Fernand Braudel: EL MEDITERRANEO
EL MAR.- Hay que tratar de imaginarlo, de verlo con la mirada de un hombre de antaño: como un límite, como una barrera extendida hasta el horizonte, como una inmensidad obsesionante, omnipresente, maravillosa y enigmática. Hasta ayer, hasta el vapor cuyos primeros récords de velocidad parecen hoy irrisorios -nueve días de travesía, en febrero de 1852, entre Marsella y El Pireo-, el mar ha seguido siendo inmenso para medida antigua de la vela y de los navíos sin fin, a merced de los caprichos del viento, que necesitaban dos meses para ir de Gibraltar a Estambul, y una semana al menos, a menudo dos, para ir de Marsella a Argel.

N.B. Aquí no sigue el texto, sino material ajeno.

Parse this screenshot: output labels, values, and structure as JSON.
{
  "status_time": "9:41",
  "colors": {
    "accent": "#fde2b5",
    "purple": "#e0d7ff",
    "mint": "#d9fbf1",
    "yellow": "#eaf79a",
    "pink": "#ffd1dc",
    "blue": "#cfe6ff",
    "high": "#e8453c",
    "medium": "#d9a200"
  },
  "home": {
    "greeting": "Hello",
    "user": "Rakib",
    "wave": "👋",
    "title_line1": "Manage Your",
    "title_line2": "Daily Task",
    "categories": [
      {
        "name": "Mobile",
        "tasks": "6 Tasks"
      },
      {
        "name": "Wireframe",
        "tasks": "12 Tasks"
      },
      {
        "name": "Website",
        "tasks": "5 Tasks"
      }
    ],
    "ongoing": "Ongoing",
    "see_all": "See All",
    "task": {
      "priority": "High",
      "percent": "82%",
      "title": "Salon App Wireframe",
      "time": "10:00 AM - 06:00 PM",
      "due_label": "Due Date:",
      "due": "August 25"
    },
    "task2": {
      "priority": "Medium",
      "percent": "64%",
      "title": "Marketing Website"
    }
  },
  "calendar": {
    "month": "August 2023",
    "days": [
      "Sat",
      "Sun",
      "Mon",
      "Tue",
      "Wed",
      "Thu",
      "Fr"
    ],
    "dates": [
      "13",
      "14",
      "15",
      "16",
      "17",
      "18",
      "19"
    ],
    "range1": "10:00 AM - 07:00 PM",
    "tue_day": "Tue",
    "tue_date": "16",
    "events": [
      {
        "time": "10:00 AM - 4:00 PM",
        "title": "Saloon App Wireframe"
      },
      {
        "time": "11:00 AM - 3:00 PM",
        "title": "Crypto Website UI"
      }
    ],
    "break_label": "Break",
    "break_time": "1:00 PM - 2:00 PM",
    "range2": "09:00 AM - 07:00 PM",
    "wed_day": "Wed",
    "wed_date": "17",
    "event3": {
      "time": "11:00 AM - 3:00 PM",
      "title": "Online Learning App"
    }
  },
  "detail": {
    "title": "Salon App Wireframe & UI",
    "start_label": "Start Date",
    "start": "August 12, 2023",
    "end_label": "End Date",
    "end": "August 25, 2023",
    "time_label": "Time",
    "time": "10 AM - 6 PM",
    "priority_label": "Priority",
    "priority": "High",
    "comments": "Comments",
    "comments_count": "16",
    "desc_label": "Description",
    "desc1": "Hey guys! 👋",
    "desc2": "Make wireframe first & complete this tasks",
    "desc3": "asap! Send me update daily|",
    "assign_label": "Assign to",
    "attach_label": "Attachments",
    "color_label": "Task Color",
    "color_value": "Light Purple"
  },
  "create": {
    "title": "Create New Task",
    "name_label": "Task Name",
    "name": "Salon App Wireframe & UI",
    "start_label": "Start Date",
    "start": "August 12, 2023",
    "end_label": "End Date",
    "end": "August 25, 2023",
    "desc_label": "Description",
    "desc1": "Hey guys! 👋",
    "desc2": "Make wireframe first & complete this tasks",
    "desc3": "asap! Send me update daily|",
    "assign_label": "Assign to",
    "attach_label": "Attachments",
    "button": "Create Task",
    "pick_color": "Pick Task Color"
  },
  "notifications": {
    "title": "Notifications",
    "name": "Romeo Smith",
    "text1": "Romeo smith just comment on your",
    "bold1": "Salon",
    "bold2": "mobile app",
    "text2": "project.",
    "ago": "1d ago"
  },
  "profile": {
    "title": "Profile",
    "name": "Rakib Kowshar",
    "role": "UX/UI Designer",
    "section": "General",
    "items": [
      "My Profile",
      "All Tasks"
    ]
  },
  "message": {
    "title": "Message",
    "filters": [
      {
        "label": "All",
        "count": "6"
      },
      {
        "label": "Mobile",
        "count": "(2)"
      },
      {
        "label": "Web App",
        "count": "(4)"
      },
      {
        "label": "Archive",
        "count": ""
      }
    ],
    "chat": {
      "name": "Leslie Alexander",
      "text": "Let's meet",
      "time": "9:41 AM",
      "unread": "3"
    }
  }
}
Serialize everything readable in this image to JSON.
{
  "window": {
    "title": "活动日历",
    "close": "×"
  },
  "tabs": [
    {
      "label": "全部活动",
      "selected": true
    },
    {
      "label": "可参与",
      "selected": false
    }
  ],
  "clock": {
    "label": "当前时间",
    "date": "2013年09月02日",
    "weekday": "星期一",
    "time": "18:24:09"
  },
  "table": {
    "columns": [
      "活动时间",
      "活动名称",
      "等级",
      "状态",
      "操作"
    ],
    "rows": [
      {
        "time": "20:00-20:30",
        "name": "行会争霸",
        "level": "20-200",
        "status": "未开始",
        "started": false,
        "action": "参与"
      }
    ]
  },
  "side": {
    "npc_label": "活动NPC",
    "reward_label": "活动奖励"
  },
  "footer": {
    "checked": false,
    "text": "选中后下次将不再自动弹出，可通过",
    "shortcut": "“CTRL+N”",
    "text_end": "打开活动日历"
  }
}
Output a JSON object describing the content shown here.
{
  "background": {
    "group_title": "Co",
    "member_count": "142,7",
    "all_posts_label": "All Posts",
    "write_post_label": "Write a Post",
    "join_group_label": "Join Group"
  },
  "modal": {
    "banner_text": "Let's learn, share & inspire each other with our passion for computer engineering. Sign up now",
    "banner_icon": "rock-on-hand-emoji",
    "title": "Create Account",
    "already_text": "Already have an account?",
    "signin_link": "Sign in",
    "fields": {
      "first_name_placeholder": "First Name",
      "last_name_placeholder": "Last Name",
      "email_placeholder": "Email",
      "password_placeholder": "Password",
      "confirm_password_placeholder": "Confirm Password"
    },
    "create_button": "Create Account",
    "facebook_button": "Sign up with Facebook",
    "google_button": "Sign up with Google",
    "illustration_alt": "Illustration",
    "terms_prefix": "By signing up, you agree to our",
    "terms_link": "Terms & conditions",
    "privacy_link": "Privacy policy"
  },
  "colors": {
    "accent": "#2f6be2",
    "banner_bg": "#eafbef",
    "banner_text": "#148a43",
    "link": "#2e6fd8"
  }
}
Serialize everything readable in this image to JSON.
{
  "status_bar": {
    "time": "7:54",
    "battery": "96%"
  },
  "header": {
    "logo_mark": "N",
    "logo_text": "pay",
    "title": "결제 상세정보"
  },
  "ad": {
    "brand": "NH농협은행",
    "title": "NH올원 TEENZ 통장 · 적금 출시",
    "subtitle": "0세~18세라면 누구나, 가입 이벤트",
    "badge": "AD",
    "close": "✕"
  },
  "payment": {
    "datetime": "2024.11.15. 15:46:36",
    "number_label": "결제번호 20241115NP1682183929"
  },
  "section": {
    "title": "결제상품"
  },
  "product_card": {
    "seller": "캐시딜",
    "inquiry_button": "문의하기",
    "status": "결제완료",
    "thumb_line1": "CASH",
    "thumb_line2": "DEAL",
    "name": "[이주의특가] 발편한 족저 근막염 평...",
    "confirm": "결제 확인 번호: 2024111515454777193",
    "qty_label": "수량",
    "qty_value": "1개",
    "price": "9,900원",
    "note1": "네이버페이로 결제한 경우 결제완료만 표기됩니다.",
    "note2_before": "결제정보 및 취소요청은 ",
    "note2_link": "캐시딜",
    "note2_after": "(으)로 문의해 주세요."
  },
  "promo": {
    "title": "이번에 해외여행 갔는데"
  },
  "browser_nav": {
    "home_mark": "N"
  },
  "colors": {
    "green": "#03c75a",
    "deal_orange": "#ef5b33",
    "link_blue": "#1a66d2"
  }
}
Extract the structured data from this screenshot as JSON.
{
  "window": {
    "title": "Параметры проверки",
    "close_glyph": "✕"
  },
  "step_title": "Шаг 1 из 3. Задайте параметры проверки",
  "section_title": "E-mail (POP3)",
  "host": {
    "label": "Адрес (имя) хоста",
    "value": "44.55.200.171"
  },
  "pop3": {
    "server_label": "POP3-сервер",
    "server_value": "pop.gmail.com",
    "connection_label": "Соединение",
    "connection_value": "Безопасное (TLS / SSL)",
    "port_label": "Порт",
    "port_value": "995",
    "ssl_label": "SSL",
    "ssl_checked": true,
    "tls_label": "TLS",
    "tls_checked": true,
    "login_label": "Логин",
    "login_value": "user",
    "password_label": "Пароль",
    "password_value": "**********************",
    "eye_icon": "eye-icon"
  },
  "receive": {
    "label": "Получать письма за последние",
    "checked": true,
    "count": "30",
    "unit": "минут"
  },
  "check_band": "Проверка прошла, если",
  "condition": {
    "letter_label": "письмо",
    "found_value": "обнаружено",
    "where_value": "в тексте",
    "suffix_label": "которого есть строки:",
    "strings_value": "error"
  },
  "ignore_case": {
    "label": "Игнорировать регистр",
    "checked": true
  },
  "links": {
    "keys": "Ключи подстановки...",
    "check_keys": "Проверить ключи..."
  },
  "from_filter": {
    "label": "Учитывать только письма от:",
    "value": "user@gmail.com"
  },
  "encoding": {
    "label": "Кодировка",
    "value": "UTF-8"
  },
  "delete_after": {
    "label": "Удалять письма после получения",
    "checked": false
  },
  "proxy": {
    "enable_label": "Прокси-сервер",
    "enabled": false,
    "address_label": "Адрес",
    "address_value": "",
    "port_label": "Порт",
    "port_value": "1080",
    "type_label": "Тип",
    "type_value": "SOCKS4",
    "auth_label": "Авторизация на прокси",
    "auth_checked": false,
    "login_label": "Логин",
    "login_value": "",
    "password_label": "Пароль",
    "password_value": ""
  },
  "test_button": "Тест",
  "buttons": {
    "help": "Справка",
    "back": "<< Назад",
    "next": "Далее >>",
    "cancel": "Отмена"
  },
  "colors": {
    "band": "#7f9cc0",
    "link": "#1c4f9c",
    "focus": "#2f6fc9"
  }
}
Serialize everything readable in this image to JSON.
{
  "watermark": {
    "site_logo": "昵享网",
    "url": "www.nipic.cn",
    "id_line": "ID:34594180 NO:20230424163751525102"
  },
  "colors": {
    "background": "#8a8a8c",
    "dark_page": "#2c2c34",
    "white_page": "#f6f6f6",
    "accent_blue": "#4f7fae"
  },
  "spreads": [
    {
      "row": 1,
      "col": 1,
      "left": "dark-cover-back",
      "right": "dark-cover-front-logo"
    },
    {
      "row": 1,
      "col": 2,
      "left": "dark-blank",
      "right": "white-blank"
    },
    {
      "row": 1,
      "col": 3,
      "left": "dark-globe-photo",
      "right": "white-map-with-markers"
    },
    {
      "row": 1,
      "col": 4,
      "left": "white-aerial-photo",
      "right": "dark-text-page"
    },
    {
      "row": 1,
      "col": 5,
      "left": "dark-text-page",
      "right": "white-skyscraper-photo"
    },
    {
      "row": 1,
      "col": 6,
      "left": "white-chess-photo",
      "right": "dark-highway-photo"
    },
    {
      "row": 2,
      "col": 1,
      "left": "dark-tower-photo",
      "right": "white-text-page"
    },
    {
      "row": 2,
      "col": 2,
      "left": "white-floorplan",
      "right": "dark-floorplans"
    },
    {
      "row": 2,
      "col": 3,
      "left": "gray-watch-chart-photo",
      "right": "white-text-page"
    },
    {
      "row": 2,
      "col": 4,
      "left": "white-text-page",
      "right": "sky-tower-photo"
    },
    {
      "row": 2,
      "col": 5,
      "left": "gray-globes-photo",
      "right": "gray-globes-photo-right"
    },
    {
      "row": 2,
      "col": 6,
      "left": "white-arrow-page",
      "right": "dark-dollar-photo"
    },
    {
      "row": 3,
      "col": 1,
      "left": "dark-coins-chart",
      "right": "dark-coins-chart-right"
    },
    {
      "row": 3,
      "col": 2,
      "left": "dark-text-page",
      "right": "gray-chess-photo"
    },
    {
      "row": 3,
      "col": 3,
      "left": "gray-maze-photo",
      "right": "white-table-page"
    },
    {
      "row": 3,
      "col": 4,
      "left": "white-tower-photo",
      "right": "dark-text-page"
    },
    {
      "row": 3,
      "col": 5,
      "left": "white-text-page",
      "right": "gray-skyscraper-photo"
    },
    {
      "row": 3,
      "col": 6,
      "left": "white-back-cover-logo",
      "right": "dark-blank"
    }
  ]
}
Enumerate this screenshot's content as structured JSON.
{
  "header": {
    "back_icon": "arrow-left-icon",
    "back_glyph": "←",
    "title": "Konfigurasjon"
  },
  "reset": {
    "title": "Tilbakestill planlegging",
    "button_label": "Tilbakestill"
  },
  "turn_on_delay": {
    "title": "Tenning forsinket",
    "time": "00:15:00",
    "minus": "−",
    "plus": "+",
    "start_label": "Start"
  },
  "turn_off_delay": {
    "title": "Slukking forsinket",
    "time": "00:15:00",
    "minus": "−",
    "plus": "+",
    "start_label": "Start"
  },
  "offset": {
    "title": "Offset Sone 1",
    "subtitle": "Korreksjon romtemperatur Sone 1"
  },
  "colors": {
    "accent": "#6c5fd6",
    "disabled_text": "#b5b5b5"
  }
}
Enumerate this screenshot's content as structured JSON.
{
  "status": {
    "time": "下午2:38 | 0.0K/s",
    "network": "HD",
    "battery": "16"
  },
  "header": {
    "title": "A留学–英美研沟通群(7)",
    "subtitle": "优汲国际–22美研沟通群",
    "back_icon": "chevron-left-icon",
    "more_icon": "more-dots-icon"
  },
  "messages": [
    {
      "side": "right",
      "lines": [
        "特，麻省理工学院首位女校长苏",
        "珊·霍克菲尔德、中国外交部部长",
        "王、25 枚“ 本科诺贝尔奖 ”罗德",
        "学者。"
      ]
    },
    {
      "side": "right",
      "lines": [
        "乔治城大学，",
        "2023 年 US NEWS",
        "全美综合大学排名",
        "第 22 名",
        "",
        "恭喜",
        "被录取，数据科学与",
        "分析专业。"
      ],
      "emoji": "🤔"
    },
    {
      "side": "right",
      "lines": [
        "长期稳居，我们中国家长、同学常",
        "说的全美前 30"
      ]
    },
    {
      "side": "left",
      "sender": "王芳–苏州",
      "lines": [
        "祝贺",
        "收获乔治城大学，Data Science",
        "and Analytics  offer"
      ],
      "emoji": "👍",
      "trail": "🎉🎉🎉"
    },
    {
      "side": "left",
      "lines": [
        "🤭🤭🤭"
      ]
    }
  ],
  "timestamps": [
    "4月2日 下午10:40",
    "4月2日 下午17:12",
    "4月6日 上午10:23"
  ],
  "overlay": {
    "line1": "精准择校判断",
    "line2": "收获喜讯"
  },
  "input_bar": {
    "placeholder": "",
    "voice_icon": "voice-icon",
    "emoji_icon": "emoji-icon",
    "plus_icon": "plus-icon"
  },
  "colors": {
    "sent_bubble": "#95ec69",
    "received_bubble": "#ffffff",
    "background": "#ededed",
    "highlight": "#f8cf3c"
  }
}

Desde entonces, el Mediterráneo se ha encogido un poco cada día más, ¡extraña piel de tafilete! Y en nuestros días el avión lo atraviesa de norte a sur en menos de una hora. De Túnez a Palermo, en treinta minutos: apenas habéis salido y ya ha sido sobrepasada la orla blanca de las salinas de Trapani. Si volais desde Chipre, ahí teneis Rodas, mancha negra y violeta, y, casi inmediatamente, el Egeo, las Cícladas de un color que, hacia mediodía, tira a naranja: no habéis tenido tiempo de distinguirlas cuando Atenas está ahí.
El historiador debe desprenderse, cueste lo que cueste, de esa visión que hace del Mediterráneo actual un lago. Como se trata de superficies, no olvidemos que el Mediterráneo de Augusto o de Antonio, o el de los Cruzados, o incluso el de las flotas de Felipe II, tiene cien veces, mil veces las dimensiones que nos revelan nuestros viajes a través del espacio aéreo o marino de hoy. Hablar del Mediterráneo de la historia es, pues -primer cuidado y preocupación constante- darle sus verdaderas dimensiones, imaginarlo en un vestido desmesurado. Por si solo, antes era un universo, un planeta.
UNA MESURADA FUENTE DE VÍVERES.- El mar añade mucho a los recursos del país mediterráneo, pero no le asegura la abundancia cotidiana. Sin duda, desde que ha habido hombres en sus riberas, de hecho desde el comienzo mismo de la prehistoria a través del Viejo Mundo, los peces han prestado su contribución de frutti di mare; es una industria tan vieja como el mundo. Pero, en el Mediterráneo, esos frutos no sobreabundan. No se trata ni de las riquezas del Dogger Bank, en Mar del Norte, ni de las fabulosas pesquerías de Terranova o Yeso, en el Norte del Japón o en las costas de Mauritania.
El Mediterráneo sufre, en efecto, una especie de insuficiencia biológica. Demasiado profundo, desde sus orillas carece de esas plataformas poco sumergidas, indispensables para la reproducción y la pululación de la fauna submarina. Además, el Mediterráneo, mar antiquísimo, estaría como desgastado en sus principios vitales por la longevidad; debido a ello, sería poco rico en plancton, esos animales y plantas microscópicas que flotan en la superficie de las aguas marinas y son el alimento básico de las especies.